Tenderness upon squeezing both the medial and lateral sides of the posterior calcaneal tuberosity is highly indicative of a stress fracture in the calcaneus, and this may be associated with local edema (see the image below). [20]

Edema localized to plantar heel on the left foot i Edema localized to plantar heel on the left foot in a patient with calcaneal stress fracture compared to the normal right heel

In persons with compressive neuropathy, either of the tibial nerve in the tarsal tunnel or of the first branch of the lateral plantar nerve, the point of maximal tenderness in the heel is located more medially in the posterior heel.

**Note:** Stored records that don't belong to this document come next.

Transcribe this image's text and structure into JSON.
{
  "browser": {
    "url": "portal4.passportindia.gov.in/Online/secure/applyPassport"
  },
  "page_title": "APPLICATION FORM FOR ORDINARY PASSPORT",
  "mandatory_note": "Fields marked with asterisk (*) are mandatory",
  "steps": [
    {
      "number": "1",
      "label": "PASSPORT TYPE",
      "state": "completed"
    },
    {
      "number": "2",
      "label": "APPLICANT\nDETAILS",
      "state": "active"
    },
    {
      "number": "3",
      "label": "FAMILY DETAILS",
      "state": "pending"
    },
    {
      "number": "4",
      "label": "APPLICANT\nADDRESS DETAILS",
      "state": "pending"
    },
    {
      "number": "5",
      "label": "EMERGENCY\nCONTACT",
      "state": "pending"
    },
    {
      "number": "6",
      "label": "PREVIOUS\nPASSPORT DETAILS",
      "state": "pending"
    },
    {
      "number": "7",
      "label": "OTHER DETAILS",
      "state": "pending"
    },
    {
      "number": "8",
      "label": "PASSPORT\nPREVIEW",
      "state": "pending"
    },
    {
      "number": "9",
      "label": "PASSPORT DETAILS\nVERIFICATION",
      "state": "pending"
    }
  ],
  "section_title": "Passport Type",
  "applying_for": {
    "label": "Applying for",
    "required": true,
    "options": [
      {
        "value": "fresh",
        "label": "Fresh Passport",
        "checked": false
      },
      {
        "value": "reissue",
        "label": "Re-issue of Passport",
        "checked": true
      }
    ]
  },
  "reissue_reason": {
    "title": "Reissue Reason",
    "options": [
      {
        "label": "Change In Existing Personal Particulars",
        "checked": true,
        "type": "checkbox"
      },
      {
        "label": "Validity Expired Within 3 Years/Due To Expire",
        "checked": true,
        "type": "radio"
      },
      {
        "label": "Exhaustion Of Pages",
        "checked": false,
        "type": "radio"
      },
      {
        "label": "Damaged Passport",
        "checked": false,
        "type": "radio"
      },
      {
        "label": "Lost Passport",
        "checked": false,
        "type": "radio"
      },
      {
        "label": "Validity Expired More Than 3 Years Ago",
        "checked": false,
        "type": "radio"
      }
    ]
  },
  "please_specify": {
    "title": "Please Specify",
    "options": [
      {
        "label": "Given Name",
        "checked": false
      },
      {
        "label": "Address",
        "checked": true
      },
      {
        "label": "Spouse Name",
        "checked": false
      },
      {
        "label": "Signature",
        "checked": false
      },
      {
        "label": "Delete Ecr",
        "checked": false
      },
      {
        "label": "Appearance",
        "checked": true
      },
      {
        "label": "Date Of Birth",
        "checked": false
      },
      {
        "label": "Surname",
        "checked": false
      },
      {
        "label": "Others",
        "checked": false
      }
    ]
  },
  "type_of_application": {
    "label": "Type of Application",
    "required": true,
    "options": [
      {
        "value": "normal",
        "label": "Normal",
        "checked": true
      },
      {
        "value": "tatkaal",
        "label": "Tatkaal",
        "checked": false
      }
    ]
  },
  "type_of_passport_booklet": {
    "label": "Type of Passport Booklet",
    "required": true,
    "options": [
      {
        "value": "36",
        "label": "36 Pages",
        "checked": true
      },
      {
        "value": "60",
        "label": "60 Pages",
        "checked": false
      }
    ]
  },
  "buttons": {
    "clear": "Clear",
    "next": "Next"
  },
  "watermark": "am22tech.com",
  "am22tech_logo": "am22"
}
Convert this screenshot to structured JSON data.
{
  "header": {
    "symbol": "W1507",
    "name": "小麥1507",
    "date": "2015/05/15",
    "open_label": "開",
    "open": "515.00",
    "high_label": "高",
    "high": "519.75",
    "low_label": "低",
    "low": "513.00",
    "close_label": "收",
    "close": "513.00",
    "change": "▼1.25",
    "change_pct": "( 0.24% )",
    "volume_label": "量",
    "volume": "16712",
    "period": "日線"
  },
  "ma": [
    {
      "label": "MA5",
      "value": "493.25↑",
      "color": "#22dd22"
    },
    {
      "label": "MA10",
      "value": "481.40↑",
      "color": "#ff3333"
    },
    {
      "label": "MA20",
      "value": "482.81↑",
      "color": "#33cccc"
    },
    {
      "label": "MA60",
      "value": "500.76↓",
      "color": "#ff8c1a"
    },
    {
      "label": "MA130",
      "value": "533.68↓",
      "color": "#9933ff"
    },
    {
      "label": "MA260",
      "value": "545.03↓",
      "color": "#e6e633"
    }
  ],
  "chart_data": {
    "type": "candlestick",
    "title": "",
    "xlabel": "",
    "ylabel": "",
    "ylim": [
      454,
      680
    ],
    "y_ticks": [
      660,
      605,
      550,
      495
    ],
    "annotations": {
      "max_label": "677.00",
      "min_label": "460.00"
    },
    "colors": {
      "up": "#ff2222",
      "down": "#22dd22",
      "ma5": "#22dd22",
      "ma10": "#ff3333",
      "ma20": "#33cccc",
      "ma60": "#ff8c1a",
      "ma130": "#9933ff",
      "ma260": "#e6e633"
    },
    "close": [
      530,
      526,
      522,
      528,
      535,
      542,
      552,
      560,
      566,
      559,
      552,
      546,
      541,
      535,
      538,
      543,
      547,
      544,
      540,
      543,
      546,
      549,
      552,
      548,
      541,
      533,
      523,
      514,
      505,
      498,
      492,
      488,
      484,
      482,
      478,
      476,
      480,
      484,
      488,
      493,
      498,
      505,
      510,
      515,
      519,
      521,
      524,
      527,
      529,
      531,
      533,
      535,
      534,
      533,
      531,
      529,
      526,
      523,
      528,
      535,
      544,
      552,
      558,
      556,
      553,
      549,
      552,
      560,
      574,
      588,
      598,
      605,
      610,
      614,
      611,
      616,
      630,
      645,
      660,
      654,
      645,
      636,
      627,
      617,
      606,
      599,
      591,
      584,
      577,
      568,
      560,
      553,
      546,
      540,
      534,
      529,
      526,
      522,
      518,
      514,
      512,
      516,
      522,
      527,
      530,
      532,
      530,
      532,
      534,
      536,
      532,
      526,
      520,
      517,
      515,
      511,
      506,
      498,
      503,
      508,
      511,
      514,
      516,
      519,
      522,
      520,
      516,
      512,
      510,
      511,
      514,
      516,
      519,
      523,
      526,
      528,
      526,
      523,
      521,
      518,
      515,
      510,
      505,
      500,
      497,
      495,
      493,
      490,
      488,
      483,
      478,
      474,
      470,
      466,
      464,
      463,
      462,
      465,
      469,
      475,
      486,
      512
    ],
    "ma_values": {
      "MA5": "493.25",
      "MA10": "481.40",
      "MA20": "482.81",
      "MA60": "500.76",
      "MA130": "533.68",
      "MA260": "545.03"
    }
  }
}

Percussion over the tibial nerve branches elicits tingling, burning, or numbness. A valgus heel associated with pes planus or acquired flatfoot can put increased stretch on the tibial nerve and can cause tarsal tunnel syndrome.

In elderly patients or persons who have had multiple steroid injections in the heel, the pain and tenderness is maximal over the central weightbearing area of the heel. Dorsiflexion of the toes does not aggravate the pain. The heel does not have the usual firmness; it feels soft, and the underlying calcaneus is more readily palpable.